La Collezione Staffieri donata alla Salita dei Frati

Negli scorsi giorni è stata ufficializzata la donazione della prestigiosa collezione di libri e documenti antichi di Giovanni Maria Staffieri – tra le più importanti per la storia della Svizzera italiana – alla Fondazione Convento Salita dei Frati di Lugano, che la metterà a disposizione di tutti tramite il catalogo del Sistema Bibliotecario Ticinese. Della conservazione, catalogazione e valorizzazione del fondo si occuperà l’Associazione Biblioteca Salita dei Frati, nell’ambito delle attività del suo Centro di competenza per il libro antico, affiancata da una speciale commissione scientifica creata appositamente per tale scopo.

La Collezione Staffieri si compone non solo di centinaia di volumi stampati per lo più dai torchi della Svizzera italiana tra il XVIII e il XIX secolo, alcuni dei quali in edizioni uniche o rare, ma anche di importanti documenti giuridici ed ecclesiastici composti a partire dal Quattrocento (statuti della Valle di Blenio, lettere di san Carlo Borromeo), di carteggi e cronache politiche dell’Ottocento ticinese e infine di una vasta biblioteca di riferimento.

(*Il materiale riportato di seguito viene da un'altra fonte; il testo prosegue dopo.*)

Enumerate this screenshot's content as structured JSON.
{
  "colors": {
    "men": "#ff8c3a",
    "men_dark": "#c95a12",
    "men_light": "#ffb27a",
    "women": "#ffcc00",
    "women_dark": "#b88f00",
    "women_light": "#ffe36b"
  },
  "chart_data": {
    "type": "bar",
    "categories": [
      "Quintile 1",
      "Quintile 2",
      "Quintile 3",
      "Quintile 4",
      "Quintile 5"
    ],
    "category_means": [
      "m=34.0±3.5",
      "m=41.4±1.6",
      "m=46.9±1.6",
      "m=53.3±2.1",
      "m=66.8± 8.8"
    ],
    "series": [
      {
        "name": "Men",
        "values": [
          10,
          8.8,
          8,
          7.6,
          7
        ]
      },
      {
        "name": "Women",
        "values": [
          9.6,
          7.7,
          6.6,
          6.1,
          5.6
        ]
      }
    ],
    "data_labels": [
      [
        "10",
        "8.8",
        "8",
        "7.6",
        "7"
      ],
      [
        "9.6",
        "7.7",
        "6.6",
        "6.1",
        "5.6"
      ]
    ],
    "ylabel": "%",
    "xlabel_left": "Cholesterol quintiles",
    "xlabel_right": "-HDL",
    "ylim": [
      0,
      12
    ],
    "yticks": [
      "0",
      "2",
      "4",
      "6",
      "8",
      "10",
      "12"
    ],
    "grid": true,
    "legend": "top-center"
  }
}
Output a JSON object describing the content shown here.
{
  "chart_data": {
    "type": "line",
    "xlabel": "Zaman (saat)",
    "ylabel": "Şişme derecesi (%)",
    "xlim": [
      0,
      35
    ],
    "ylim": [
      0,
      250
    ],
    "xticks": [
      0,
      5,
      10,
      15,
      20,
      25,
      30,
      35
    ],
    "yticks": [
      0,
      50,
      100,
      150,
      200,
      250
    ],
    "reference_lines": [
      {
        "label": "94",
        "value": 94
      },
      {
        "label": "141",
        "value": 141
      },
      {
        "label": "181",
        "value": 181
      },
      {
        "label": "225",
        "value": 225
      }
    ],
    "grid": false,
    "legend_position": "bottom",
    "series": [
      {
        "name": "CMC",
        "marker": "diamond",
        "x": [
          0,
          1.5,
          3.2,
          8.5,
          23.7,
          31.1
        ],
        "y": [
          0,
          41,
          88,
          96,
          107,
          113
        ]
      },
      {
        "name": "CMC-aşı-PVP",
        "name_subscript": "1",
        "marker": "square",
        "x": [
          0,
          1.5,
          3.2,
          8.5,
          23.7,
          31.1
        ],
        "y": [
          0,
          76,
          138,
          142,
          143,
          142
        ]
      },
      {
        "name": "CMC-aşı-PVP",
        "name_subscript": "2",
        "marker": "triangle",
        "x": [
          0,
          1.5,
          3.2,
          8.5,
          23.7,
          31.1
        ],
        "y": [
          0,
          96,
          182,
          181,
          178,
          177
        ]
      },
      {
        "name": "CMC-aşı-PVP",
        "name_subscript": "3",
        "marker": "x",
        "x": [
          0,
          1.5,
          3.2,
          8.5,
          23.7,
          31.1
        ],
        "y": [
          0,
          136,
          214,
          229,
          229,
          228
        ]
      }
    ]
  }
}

Una prima attività di valorizzazione aveva già avuto luogo lo scorso anno, sotto forma di esposizione nel Porticato della Biblioteca Salita dei Frati, con una conferenza di presentazione del compianto Fabrizio Mena. È attualmente in allestimento inoltre un primo volume, che sarà dedicato alla trascrizione e commento di una cronaca manoscritta inedita degli scontri tra liberali e conservatori alla metà del XIX secolo.

La Collezione sarà progressivamente messa a disposizione degli studiosi negli orari di apertura della Biblioteca Salita dei Frati.